While exhaust hoods are used to take away much of the fumes, the federal government currently is considering tougher safety standards for workers exposed to the baths. That has led industrial companies to look for metals that will not give off the harmful fumes. Schuh says the new alloy is one such safer alternative.
"The ability to control the structure of a metal to nearly the atomic scale is new and enables us to make the alloy very hard," Schuh said.
He compared the method to making a wall out of stones and mortar. Using large stones doesn't require much mortar, but smaller stones require more mortar, which makes for a stronger stone wall.
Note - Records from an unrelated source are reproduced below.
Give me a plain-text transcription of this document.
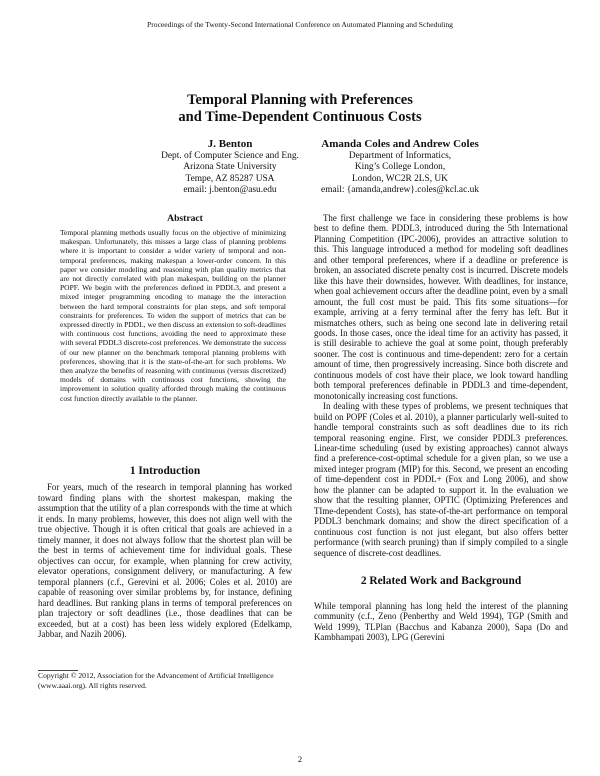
Proceedings of the Twenty-Second International Conference on Automated Planning and Scheduling
Temporal Planning with Preferences
and Time-Dependent Continuous Costs
J. Benton
Dept. of Computer Science and Eng.
Arizona State University
Tempe, AZ 85287 USA
email: j.benton@asu.edu
Amanda Coles and Andrew Coles
Department of Informatics,
King’s College London,
London, WC2R 2LS, UK
email: {amanda,andrew}.coles@kcl.ac.uk
Abstract
Temporal planning methods usually focus on the objective of minimizing makespan. Unfortunately, this misses a large class of planning problems where it is important to consider a wider variety of temporal and non-temporal preferences, making makespan a lower-order concern. In this paper we consider modeling and reasoning with plan quality metrics that are not directly correlated with plan makespan, building on the planner POPF. We begin with the preferences defined in PDDL3, and present a mixed integer programming encoding to manage the the interaction between the hard temporal constraints for plan steps, and soft temporal constraints for preferences. To widen the support of metrics that can be expressed directly in PDDL, we then discuss an extension to soft-deadlines with continuous cost functions, avoiding the need to approximate these with several PDDL3 discrete-cost preferences. We demonstrate the success of our new planner on the benchmark temporal planning problems with preferences, showing that it is the state-of-the-art for such problems. We then analyze the benefits of reasoning with continuous (versus discretized) models of domains with continuous cost functions, showing the improvement in solution quality afforded through making the continuous cost function directly available to the planner.
1 Introduction

For years, much of the research in temporal planning has worked toward finding plans with the shortest makespan, making the assumption that the utility of a plan corresponds with the time at which it ends. In many problems, however, this does not align well with the true objective. Though it is often critical that goals are achieved in a timely manner, it does not always follow that the shortest plan will be the best in terms of achievement time for individual goals. These objectives can occur, for example, when planning for crew activity, elevator operations, consignment delivery, or manufacturing. A few temporal planners (c.f., Gerevini et al. 2006; Coles et al. 2010) are capable of reasoning over similar problems by, for instance, defining hard deadlines. But ranking plans in terms of temporal preferences on plan trajectory or soft deadlines (i.e., those deadlines that can be exceeded, but at a cost) has been less widely explored (Edelkamp, Jabbar, and Nazih 2006).

Copyright © 2012, Association for the Advancement of Artificial Intelligence (www.aaai.org). All rights reserved.

The first challenge we face in considering these problems is how best to define them. PDDL3, introduced during the 5th International Planning Competition (IPC-2006), provides an attractive solution to this. This language introduced a method for modeling soft deadlines and other temporal preferences, where if a deadline or preference is broken, an associated discrete penalty cost is incurred. Discrete models like this have their downsides, however. With deadlines, for instance, when goal achievement occurs after the deadline point, even by a small amount, the full cost must be paid. This fits some situations—for example, arriving at a ferry terminal after the ferry has left. But it mismatches others, such as being one second late in delivering retail goods. In those cases, once the ideal time for an activity has passed, it is still desirable to achieve the goal at some point, though preferably sooner. The cost is continuous and time-dependent: zero for a certain amount of time, then progressively increasing. Since both discrete and continuous models of cost have their place, we look toward handling both temporal preferences definable in PDDL3 and time-dependent, monotonically increasing cost functions.

In dealing with these types of problems, we present techniques that build on POPF (Coles et al. 2010), a planner particularly well-suited to handle temporal constraints such as soft deadlines due to its rich temporal reasoning engine. First, we consider PDDL3 preferences. Linear-time scheduling (used by existing approaches) cannot always find a preference-cost-optimal schedule for a given plan, so we use a mixed integer program (MIP) for this. Second, we present an encoding of time-dependent cost in PDDL+ (Fox and Long 2006), and show how the planner can be adapted to support it. In the evaluation we show that the resulting planner, OPTIC (Optimizing Preferences and TIme-dependent Costs), has state-of-the-art performance on temporal PDDL3 benchmark domains; and show the direct specification of a continuous cost function is not just elegant, but also offers better performance (with search pruning) than if simply compiled to a single sequence of discrete-cost deadlines.

2 Related Work and Background

While temporal planning has long held the interest of the planning community (c.f., Zeno (Penberthy and Weld 1994), TGP (Smith and Weld 1999), TLPlan (Bacchus and Kabanza 2000), Sapa (Do and Kambhampati 2003), LPG (Gerevini

2
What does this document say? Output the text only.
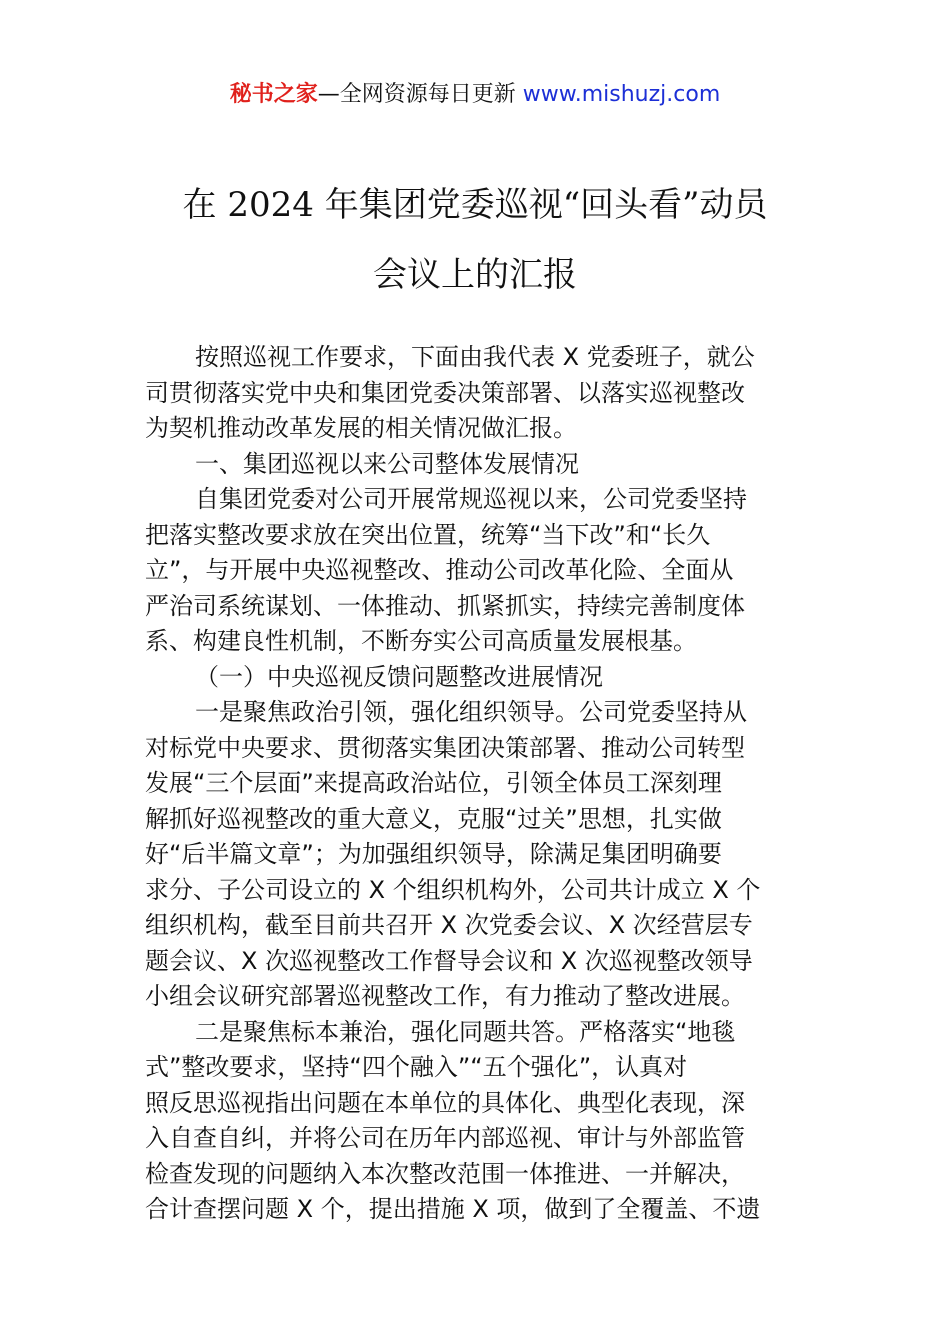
秘书之家—全网资源每日更新 www.mishuzj.com
在 2024 年集团党委巡视“回头看”动员
会议上的汇报
按照巡视工作要求，下面由我代表 X 党委班子，就公
司贯彻落实党中央和集团党委决策部署、以落实巡视整改
为契机推动改革发展的相关情况做汇报。
一、集团巡视以来公司整体发展情况
自集团党委对公司开展常规巡视以来，公司党委坚持
把落实整改要求放在突出位置，统筹“当下改”和“长久
立”，与开展中央巡视整改、推动公司改革化险、全面从
严治司系统谋划、一体推动、抓紧抓实，持续完善制度体
系、构建良性机制，不断夯实公司高质量发展根基。
（一）中央巡视反馈问题整改进展情况
一是聚焦政治引领，强化组织领导。公司党委坚持从
对标党中央要求、贯彻落实集团决策部署、推动公司转型
发展“三个层面”来提高政治站位，引领全体员工深刻理
解抓好巡视整改的重大意义，克服“过关”思想，扎实做
好“后半篇文章”；为加强组织领导，除满足集团明确要
求分、子公司设立的 X 个组织机构外，公司共计成立 X 个
组织机构，截至目前共召开 X 次党委会议、X 次经营层专
题会议、X 次巡视整改工作督导会议和 X 次巡视整改领导
小组会议研究部署巡视整改工作，有力推动了整改进展。
二是聚焦标本兼治，强化同题共答。严格落实“地毯
式”整改要求，坚持“四个融入”“五个强化”，认真对
照反思巡视指出问题在本单位的具体化、典型化表现，深
入自查自纠，并将公司在历年内部巡视、审计与外部监管
检查发现的问题纳入本次整改范围一体推进、一并解决，
合计查摆问题 X 个，提出措施 X 项，做到了全覆盖、不遗
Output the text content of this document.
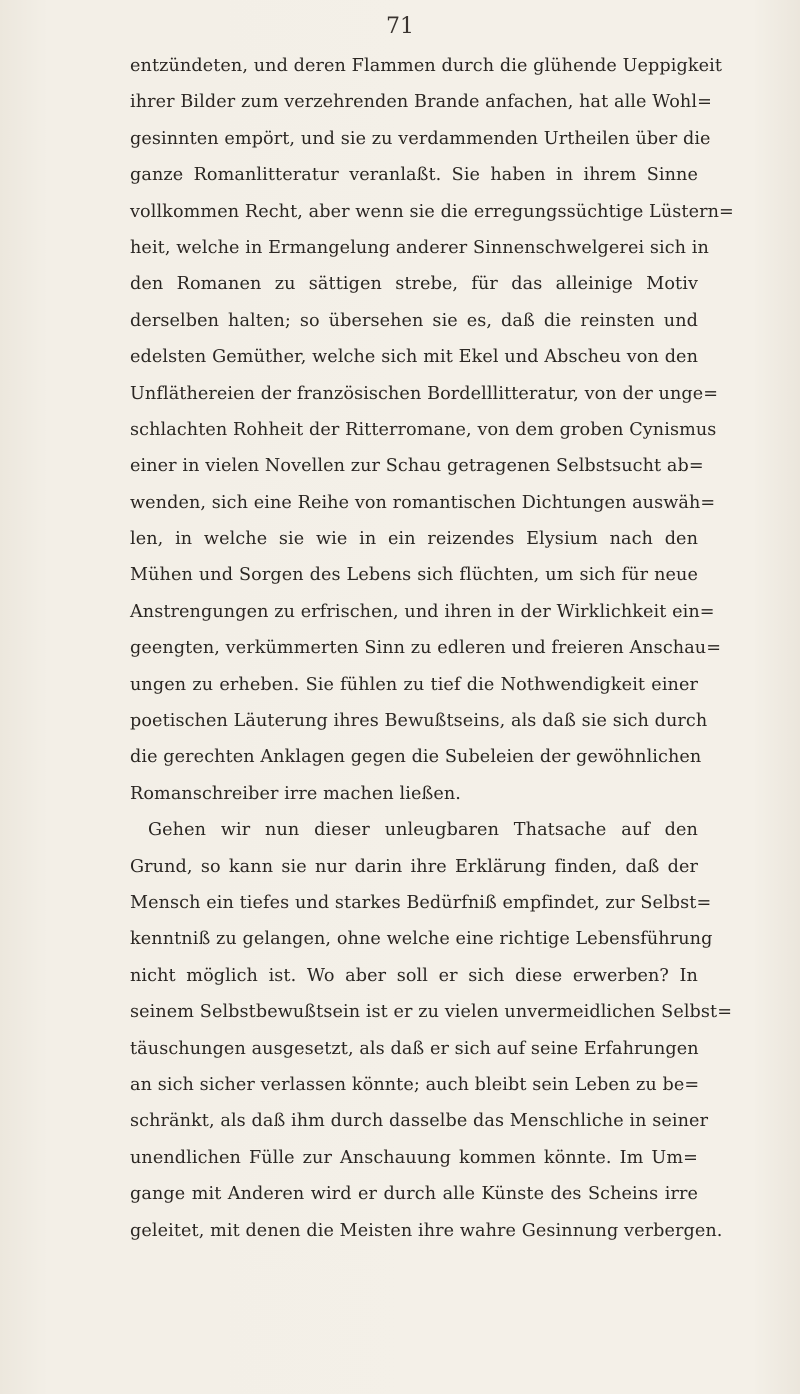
71
entzündeten, und deren Flammen durch die glühende Ueppigkeit
ihrer Bilder zum verzehrenden Brande anfachen, hat alle Wohl=
gesinnten empört, und sie zu verdammenden Urtheilen über die
ganze Romanlitteratur veranlaßt. Sie haben in ihrem Sinne
vollkommen Recht, aber wenn sie die erregungssüchtige Lüstern=
heit, welche in Ermangelung anderer Sinnenschwelgerei sich in
den Romanen zu sättigen strebe, für das alleinige Motiv
derselben halten; so übersehen sie es, daß die reinsten und
edelsten Gemüther, welche sich mit Ekel und Abscheu von den
Unfläthereien der französischen Bordelllitteratur, von der unge=
schlachten Rohheit der Ritterromane, von dem groben Cynismus
einer in vielen Novellen zur Schau getragenen Selbstsucht ab=
wenden, sich eine Reihe von romantischen Dichtungen auswäh=
len, in welche sie wie in ein reizendes Elysium nach den
Mühen und Sorgen des Lebens sich flüchten, um sich für neue
Anstrengungen zu erfrischen, und ihren in der Wirklichkeit ein=
geengten, verkümmerten Sinn zu edleren und freieren Anschau=
ungen zu erheben. Sie fühlen zu tief die Nothwendigkeit einer
poetischen Läuterung ihres Bewußtseins, als daß sie sich durch
die gerechten Anklagen gegen die Subeleien der gewöhnlichen
Romanschreiber irre machen ließen.
Gehen wir nun dieser unleugbaren Thatsache auf den
Grund, so kann sie nur darin ihre Erklärung finden, daß der
Mensch ein tiefes und starkes Bedürfniß empfindet, zur Selbst=
kenntniß zu gelangen, ohne welche eine richtige Lebensführung
nicht möglich ist. Wo aber soll er sich diese erwerben? In
seinem Selbstbewußtsein ist er zu vielen unvermeidlichen Selbst=
täuschungen ausgesetzt, als daß er sich auf seine Erfahrungen
an sich sicher verlassen könnte; auch bleibt sein Leben zu be=
schränkt, als daß ihm durch dasselbe das Menschliche in seiner
unendlichen Fülle zur Anschauung kommen könnte. Im Um=
gange mit Anderen wird er durch alle Künste des Scheins irre
geleitet, mit denen die Meisten ihre wahre Gesinnung verbergen.
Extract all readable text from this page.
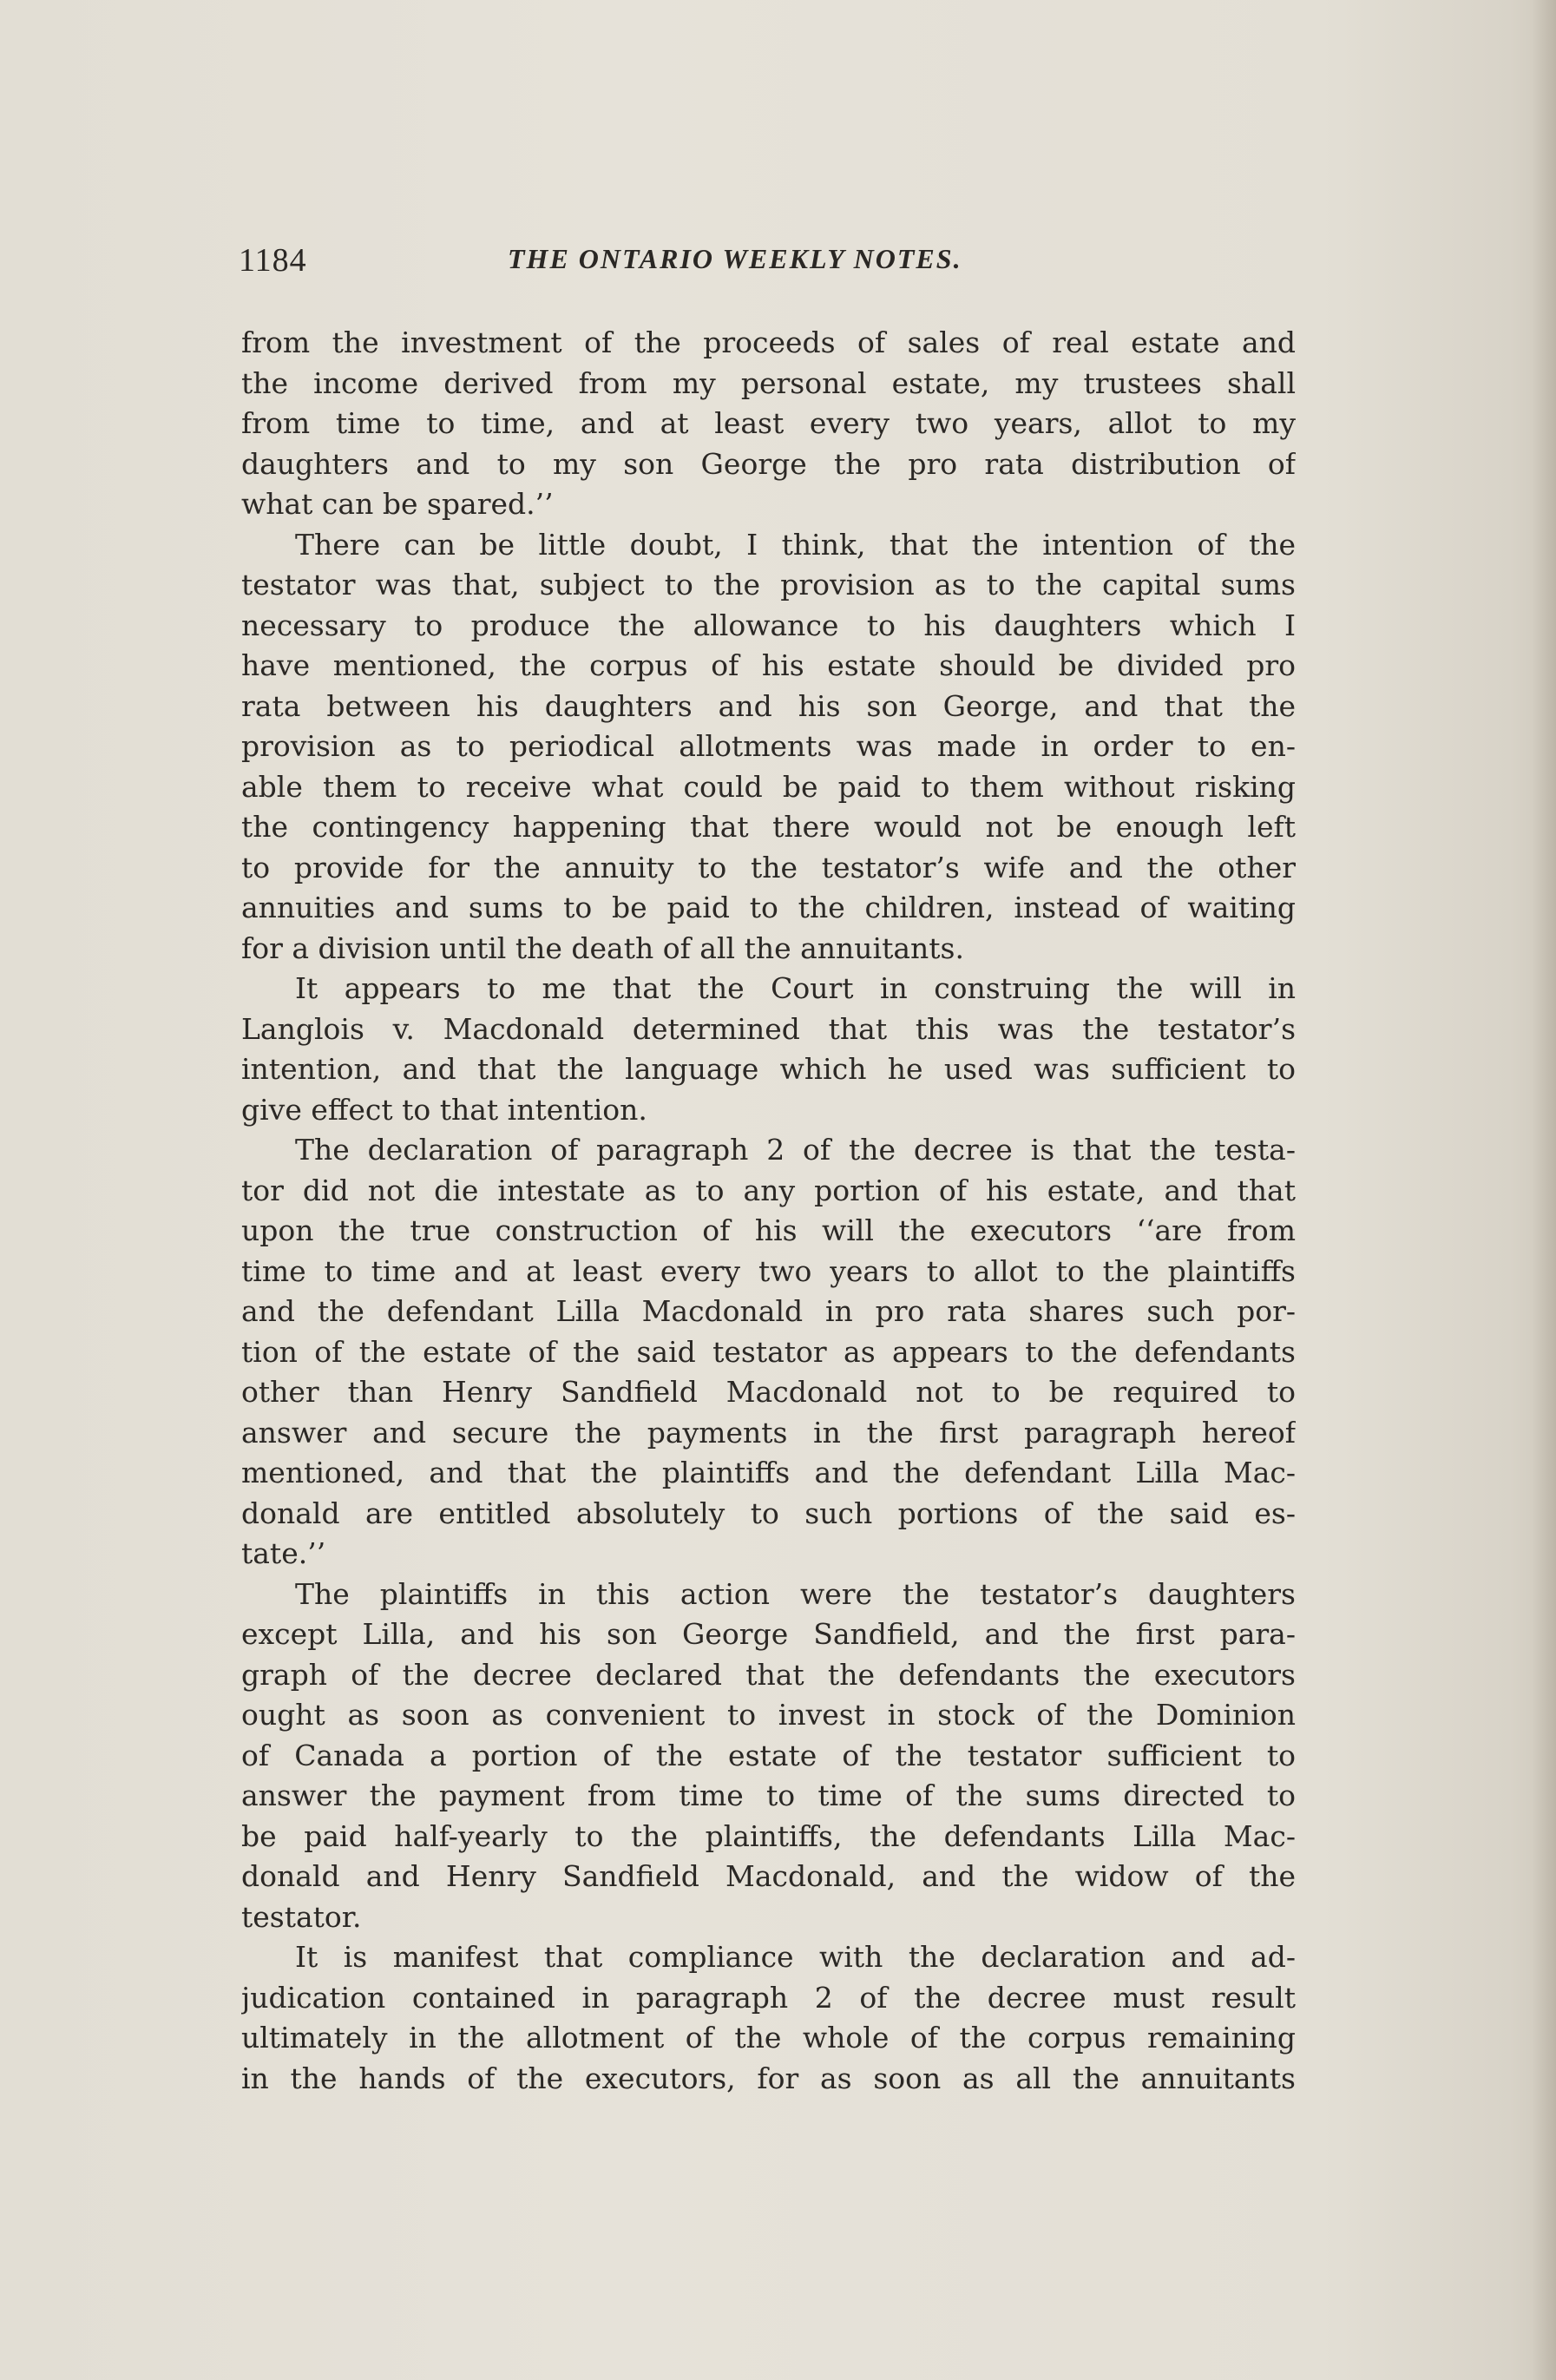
1184	THE ONTARIO WEEKLY NOTES.
from the investment of the proceeds of sales of real estate and
the income derived from my personal estate, my trustees shall
from time to time, and at least every two years, allot to my
daughters and to my son George the pro rata distribution of
what can be spared.’’
There can be little doubt, I think, that the intention of the
testator was that, subject to the provision as to the capital sums
necessary to produce the allowance to his daughters which I
have mentioned, the corpus of his estate should be divided pro
rata between his daughters and his son George, and that the
provision as to periodical allotments was made in order to en-
able them to receive what could be paid to them without risking
the contingency happening that there would not be enough left
to provide for the annuity to the testator’s wife and the other
annuities and sums to be paid to the children, instead of waiting
for a division until the death of all the annuitants.
It appears to me that the Court in construing the will in
Langlois v. Macdonald determined that this was the testator’s
intention, and that the language which he used was sufficient to
give effect to that intention.
The declaration of paragraph 2 of the decree is that the testa-
tor did not die intestate as to any portion of his estate, and that
upon the true construction of his will the executors ‘‘are from
time to time and at least every two years to allot to the plaintiffs
and the defendant Lilla Macdonald in pro rata shares such por-
tion of the estate of the said testator as appears to the defendants
other than Henry Sandfield Macdonald not to be required to
answer and secure the payments in the first paragraph hereof
mentioned, and that the plaintiffs and the defendant Lilla Mac-
donald are entitled absolutely to such portions of the said es-
tate.’’
The plaintiffs in this action were the testator’s daughters
except Lilla, and his son George Sandfield, and the first para-
graph of the decree declared that the defendants the executors
ought as soon as convenient to invest in stock of the Dominion
of Canada a portion of the estate of the testator sufficient to
answer the payment from time to time of the sums directed to
be paid half-yearly to the plaintiffs, the defendants Lilla Mac-
donald and Henry Sandfield Macdonald, and the widow of the
testator.
It is manifest that compliance with the declaration and ad-
judication contained in paragraph 2 of the decree must result
ultimately in the allotment of the whole of the corpus remaining
in the hands of the executors, for as soon as all the annuitants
In the new chromium replacement, each microscopic piece of nickel is surrounded by even tinier bits of tungsten. The researchers control how the tungsten fills in the spaces between the pieces of nickel, thus creating a tighter and stronger crystal structure than metals and alloys with larger crystals.
In addition to producing safer alternative metal coatings, the method also allows for manipulating the structure of metals to improve their resistance to cracking, corrosion and other wear and tear, Schuh said. Schuh already has tested steel coated with chromium and his new alloy, and the alloy has held up better against some types of corrosion.
Schuh said that while replacing chromium as a metal coating is likely to be the initial application of this method, other nanostructure alloys could be used to replace other metal coatings in the future.
Hexavalent chromium, the material Schuh hopes to replace, is used in just about every major heavy industry worldwide. It has been under scrutiny since the early 1970s and was the subject of the movie, "Erin Brockovich." New environmental standards on hexavalent chromium expected soon from the Occupational Safety and Health Administration (OSHA) could be 50 times more stringent than current standards.
More than 25,000 U.S. workers are exposed to hexavalent chromium each year in the chrome-plating process alone, according to OSHA figures. And that's only a fraction of the total number exposed to the carcinogen.
"Other countries also are introducing significant new controls, so this is a problem that is not going to go away," said Schuh. He said he expects industries using hexavalent chromium to undergo major structural changes to meet the new standards, including seeking alternative materials for plating.
Schuh has filed for two patents on the technology. An article on the new method is to appear this summer in the Materials Research Society Proceedings.
Schuh, along with Alan Lund, a former researcher at MIT, also is a co-founder of a company called Xtalic Corp. of Medford, Mass., which will license the intellectual property from MIT. It aims to commercialize the metal-coating technology based on nanostructure alloys.
The U.S. Army Research Office funded the work.